Background: Generally, QSAR modelling requires both model selection and validation since there is no a priori knowledge about the optimal QSAR model. Prediction errors (PE) are frequently used to select and to assess the models under study. Reliable estimation of prediction errors is challenging - especially under model uncertainty - and requires independent test objects. These test objects must not be involved in model building nor in model selection. Double cross-validation, sometimes also termed nested cross-validation, offers an attractive possibility to generate test data and to select QSAR models since it uses the data very efficiently. Nevertheless, there is a controversy in the literature with respect to the reliability of double cross-validation under model uncertainty. Moreover, systematic studies investigating the adequate parameterization of double cross-validation are still missing. Here, the cross-validation design in the inner loop and the influence of the test set size in the outer loop is systematically studied for regression models in combination with variable selection.

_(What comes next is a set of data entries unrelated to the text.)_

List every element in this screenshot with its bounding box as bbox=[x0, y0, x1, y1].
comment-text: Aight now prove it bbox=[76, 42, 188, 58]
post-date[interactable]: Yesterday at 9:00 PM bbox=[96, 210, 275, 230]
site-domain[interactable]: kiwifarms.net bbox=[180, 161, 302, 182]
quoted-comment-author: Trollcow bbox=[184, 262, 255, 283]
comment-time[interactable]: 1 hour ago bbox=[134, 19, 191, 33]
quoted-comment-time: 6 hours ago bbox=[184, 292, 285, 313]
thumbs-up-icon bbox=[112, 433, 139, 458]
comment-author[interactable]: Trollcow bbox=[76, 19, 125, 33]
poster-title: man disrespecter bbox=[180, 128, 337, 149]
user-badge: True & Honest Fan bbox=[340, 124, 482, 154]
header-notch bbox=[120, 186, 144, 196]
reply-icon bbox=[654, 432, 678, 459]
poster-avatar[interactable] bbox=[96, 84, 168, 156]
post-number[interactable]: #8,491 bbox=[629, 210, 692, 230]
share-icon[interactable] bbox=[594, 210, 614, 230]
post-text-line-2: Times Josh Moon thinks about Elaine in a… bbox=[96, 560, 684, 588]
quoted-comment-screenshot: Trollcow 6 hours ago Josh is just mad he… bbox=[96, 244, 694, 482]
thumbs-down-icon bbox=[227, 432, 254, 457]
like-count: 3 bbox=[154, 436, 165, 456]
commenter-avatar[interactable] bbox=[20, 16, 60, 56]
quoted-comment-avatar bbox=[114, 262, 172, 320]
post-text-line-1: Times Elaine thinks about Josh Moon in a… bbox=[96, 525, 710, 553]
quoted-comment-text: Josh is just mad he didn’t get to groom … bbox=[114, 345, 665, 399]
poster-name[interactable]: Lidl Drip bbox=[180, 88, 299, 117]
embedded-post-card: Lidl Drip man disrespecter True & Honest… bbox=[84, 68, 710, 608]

Methods: Simulated and real data are analysed with double cross-validation to identify important factors for the resulting model quality. For the simulated data, a bias-variance decomposition is provided.
Results: The prediction errors of QSAR/QSPR regression models in combination with variable selection depend to a large degree on the parameterization of double cross-validation. While the parameters for the inner loop of double cross-validation mainly influence bias and variance of the resulting models, the parameters for the outer loop mainly influence the variability of the resulting prediction error estimate.
Conclusions: Double cross-validation reliably and unbiasedly estimates prediction errors under model uncertainty for regression models. As compared to a single test set, double cross-validation provided a more realistic picture of model quality and should be preferred over a single test set.
Keywords: Cross-validation; Double cross-validation; External validation; Internal validation; Prediction error; Regression.